Updating how we measure quantum quality and speed

Posted by in categories: computing, quantum physics

IBM introduces introducing two new metrics — error per layered gate (EPLG) and CLOPSh — to fully encapsulate the performance of 100+ qubit processors powering this utility-scale era.

Layer fidelity provides a benchmark that encapsulates the entire processor’s ability to run circuits while revealing information about individual qubits, gates, and crosstalk. It expands on a well-established way to benchmark quantum computers, called randomized benchmarking. With randomized benchmarking, we add a set of randomized Clifford group gates (that’s the basic set of gates we use: X, Y, Z, H, SX, CNOT, ECR, CZ, etc.) to the circuit, then run an operation that we know, mathematically, should represent the inverse of the sequence of operations that precede it.

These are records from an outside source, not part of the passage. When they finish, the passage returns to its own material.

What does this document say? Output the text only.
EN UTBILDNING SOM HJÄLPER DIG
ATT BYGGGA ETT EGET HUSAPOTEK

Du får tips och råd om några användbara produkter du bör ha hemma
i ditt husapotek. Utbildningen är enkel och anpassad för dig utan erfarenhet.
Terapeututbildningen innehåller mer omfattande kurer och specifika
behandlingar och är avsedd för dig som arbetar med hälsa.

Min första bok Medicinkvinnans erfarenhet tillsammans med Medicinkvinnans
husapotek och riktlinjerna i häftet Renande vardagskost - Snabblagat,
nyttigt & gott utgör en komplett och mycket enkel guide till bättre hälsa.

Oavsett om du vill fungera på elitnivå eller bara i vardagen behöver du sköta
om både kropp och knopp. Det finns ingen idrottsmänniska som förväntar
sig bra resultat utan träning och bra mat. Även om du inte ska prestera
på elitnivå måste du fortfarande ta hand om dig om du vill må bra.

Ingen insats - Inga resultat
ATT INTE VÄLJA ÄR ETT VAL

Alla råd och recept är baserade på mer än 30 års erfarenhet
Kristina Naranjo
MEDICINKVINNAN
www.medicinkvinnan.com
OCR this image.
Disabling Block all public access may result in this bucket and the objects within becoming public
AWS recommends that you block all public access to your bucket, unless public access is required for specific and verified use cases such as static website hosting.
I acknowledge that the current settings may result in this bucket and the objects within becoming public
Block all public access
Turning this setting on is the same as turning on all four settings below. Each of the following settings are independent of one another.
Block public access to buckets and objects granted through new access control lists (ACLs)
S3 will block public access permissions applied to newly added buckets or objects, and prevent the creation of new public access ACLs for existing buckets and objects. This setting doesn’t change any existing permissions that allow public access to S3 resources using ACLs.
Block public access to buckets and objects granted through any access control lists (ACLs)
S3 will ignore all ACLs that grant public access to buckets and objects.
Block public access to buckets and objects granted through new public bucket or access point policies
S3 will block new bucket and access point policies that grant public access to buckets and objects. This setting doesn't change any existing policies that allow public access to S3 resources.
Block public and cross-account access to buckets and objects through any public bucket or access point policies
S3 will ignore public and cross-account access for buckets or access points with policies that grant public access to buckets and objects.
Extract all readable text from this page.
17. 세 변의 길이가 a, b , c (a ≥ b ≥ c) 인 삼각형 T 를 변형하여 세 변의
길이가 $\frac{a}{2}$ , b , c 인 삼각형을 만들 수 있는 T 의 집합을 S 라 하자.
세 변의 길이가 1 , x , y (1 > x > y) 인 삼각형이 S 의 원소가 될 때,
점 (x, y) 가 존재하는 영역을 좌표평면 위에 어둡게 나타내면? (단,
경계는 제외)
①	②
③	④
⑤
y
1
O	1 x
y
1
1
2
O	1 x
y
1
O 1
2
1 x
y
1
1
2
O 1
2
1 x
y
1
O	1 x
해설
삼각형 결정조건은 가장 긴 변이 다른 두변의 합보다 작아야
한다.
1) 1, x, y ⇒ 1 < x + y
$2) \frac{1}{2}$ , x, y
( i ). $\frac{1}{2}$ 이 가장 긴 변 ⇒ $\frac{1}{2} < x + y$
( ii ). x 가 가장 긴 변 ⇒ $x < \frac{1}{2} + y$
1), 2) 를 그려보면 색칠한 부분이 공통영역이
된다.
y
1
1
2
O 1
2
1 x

If any of the qubits do not return to their original state by the inverse operation upon measurement, then we know there was an error. We extract a number from this experiment by repeating it multiple times with more and more random gates, plotting on a graph how the errors increase with more gates, fitting an exponential decay to the plot, and using that line to calculate a number between 0 and 1, called the fidelity.

So, layer fidelity gives us a way to combine randomized benchmarking data for larger circuits to tell us things about the whole processor and its subsets of qubits.